# COGS 108 - Data Checkpoint

# Names

- Tyler Le
- Aditya Tomar
- William Lynch
- Michael Mao
- Natalie Quach

<a id='research_question'></a>
# Research Question

Is there a positive correlation between the cost of living and the impact of natural disasters in terms of injuries, casualties, and property damage per capita? In which state does the impact of natural disasters affect cost of living the most?

# Dataset(s)

*Fill in your dataset information here*

**Template**
- Dataset Name:
- Link to the dataset: 
- Number of observations: 

1-2 sentences describing each dataset. 

If you plan to use multiple datasets, add 1-2 sentences about how you plan to combine these datasets.



<!-- **1. Fatalities and Injuries.**
- Dataset Name: 2020 Summary of Hazardous Weather Fatalities, Injuries, and Damage Costs by State
- Link to the dataset: https://www.weather.gov/hazstat/
- Number of observations: 67 (per year). Each year is a separate dataset.

This is a dataset describing the number of fatalities, injuries, property damage costs, and total damage costs due to Hazardous weather for the year of 2015.

This dataset is for a single year, we plan to gather information for years from XXXX-XXXX and will merge all of them into one. -->


**1. Frequency of Disasters By State**
- Dataset Name: Billion-Dollar Disasters By Year (CPI-Adjusted)
- Link to the dataset: https://www.ncdc.noaa.gov/billions/state-freq-data.csv
- Number of observations: 2228 
- Number of features: 9

This dataset contains the count of natural disasters that cost more than 1 billion dollars for each state from 1980 - 2021.
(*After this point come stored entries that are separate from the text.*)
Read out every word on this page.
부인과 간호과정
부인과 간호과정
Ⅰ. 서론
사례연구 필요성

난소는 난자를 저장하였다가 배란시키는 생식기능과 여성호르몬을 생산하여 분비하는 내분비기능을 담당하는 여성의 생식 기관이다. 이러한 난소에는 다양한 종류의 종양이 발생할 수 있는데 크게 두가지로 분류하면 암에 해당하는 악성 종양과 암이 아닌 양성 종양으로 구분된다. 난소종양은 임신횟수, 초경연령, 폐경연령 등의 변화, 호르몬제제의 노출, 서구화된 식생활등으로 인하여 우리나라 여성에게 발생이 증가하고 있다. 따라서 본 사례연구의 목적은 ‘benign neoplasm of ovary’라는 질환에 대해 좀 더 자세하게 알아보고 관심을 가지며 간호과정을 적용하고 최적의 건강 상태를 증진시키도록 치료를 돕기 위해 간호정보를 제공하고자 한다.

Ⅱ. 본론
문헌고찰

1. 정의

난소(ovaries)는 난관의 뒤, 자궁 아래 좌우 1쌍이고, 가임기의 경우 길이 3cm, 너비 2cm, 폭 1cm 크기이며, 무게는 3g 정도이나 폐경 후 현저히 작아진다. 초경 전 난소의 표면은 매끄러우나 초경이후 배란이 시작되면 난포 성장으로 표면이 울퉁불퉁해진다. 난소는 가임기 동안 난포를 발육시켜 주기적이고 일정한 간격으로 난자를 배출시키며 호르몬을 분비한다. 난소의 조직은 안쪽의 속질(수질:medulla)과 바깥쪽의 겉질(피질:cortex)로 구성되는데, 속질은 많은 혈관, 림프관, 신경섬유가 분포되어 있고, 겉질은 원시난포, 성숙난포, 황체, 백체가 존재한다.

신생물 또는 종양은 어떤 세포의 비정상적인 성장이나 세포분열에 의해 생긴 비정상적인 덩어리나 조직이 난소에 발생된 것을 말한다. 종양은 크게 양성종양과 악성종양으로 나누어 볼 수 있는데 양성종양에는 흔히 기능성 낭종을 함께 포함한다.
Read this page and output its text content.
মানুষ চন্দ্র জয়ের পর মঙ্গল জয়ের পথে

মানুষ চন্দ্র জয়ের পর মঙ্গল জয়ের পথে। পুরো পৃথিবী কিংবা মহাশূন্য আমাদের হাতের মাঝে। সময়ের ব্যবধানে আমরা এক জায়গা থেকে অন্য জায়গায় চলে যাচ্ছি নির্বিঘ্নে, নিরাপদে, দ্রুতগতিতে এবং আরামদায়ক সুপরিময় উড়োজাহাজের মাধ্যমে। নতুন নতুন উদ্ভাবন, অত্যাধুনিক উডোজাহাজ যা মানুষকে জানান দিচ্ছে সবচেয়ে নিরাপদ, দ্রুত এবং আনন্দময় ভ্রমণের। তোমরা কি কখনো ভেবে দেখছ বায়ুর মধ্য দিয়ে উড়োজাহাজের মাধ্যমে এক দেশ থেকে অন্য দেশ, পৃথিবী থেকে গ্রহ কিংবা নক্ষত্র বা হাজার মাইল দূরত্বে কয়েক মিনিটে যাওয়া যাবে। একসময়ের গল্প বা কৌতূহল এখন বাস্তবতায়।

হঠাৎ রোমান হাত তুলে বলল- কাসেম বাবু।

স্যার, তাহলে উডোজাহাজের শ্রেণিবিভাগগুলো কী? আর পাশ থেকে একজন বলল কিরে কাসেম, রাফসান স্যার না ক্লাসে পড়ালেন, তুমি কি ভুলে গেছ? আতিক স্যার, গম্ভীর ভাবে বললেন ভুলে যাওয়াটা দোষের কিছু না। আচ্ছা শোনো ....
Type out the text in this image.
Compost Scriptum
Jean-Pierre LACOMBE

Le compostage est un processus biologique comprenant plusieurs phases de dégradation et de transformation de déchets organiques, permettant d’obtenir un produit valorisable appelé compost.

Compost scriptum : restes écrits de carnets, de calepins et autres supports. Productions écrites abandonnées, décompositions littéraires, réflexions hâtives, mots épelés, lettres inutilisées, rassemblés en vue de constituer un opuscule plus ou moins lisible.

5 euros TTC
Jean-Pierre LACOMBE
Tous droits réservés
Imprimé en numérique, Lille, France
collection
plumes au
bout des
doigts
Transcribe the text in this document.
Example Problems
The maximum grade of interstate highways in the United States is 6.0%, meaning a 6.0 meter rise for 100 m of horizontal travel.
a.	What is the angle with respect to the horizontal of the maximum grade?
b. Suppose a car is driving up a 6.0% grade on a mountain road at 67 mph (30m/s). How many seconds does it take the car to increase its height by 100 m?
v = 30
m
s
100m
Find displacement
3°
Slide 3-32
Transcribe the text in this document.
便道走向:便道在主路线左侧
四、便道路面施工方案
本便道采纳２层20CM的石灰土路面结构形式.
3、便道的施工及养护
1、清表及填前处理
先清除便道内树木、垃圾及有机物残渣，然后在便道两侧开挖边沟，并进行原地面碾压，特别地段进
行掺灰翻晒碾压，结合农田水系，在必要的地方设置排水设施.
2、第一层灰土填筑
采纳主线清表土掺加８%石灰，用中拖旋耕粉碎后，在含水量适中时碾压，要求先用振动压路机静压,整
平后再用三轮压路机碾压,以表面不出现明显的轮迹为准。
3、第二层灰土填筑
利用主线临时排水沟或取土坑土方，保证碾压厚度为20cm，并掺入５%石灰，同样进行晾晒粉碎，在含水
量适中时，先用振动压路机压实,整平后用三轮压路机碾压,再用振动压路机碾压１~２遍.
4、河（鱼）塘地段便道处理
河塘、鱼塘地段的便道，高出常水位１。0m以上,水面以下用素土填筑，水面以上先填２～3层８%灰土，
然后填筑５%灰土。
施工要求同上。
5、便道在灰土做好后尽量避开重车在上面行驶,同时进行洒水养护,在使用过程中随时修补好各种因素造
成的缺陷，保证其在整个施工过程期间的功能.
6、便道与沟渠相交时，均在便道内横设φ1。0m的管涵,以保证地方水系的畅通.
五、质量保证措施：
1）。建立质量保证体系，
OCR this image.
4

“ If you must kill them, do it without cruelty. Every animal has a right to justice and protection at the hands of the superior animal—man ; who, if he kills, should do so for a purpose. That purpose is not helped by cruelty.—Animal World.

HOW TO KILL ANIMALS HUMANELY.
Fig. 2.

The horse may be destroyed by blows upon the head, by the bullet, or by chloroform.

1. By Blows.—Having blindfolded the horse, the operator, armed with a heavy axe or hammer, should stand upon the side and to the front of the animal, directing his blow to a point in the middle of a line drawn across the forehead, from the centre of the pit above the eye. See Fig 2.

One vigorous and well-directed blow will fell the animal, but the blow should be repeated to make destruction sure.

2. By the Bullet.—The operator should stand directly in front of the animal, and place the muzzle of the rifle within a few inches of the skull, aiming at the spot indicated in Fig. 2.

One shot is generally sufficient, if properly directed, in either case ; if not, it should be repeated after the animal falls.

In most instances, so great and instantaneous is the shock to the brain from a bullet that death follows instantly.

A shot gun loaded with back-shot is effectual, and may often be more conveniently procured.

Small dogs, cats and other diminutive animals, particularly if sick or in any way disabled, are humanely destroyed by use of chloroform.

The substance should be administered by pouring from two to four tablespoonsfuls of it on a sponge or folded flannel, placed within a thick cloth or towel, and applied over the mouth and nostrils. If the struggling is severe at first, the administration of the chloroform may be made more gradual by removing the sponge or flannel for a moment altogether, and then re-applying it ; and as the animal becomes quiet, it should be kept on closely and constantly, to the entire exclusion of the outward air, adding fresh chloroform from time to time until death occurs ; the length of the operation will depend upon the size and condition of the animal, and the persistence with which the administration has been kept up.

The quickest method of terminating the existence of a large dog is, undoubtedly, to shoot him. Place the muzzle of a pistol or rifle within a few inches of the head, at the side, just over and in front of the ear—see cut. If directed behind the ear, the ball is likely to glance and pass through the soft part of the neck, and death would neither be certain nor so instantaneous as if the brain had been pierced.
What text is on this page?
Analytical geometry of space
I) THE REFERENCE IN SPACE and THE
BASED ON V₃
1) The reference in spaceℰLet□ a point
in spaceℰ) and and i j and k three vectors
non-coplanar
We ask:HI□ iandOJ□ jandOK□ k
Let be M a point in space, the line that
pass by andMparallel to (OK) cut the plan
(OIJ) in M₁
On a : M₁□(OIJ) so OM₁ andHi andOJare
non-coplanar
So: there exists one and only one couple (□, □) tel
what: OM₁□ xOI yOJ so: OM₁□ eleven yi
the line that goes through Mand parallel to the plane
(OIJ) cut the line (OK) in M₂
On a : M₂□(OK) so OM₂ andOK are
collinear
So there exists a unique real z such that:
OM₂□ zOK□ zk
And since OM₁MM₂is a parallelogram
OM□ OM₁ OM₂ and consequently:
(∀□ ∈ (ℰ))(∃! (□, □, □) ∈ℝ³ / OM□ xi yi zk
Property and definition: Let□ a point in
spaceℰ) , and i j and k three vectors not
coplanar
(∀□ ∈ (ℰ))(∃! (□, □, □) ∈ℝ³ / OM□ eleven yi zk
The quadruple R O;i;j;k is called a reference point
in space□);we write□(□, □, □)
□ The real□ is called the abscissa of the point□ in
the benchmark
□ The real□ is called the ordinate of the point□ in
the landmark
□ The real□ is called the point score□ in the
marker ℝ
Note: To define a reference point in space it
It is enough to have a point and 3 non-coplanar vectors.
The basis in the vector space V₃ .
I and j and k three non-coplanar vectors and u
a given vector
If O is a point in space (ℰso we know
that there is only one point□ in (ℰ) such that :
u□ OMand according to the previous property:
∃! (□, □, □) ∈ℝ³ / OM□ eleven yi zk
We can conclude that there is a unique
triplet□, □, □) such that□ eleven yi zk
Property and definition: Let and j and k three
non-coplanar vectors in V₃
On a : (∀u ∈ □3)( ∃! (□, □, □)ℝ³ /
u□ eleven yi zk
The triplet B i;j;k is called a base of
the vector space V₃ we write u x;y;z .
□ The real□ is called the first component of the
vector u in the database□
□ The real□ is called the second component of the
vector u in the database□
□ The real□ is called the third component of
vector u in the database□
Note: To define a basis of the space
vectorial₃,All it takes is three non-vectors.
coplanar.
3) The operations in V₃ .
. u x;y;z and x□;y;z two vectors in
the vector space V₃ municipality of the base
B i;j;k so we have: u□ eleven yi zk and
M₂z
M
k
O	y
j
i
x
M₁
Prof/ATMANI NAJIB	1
**2. Types of Disaster By State**
- Dataset Name: Disaster Declarations Summaries
- Link to the dataset: https://www.fema.gov/api/open/v1/DisasterDeclarationsSummaries.csv
- Number of observations: 62772
- Number of features: 5

This dataset contains all federally declared natural disasters from 1953-2022 (by year,state, and type) along with declared recovery programs.


**3. National Risk Index (NRI)**
- Dataset Name:
- Link to the dataset: https://hazards.fema.gov/nri/data-resources#csvDownload
- Number of observations: 3142
- Number of features: 9

Dataset from FEMA that identifies counties and states most at risk to 18 natural hazards. Includes data about expected annual losses from natural hazards, social vulnerability and community resilience. 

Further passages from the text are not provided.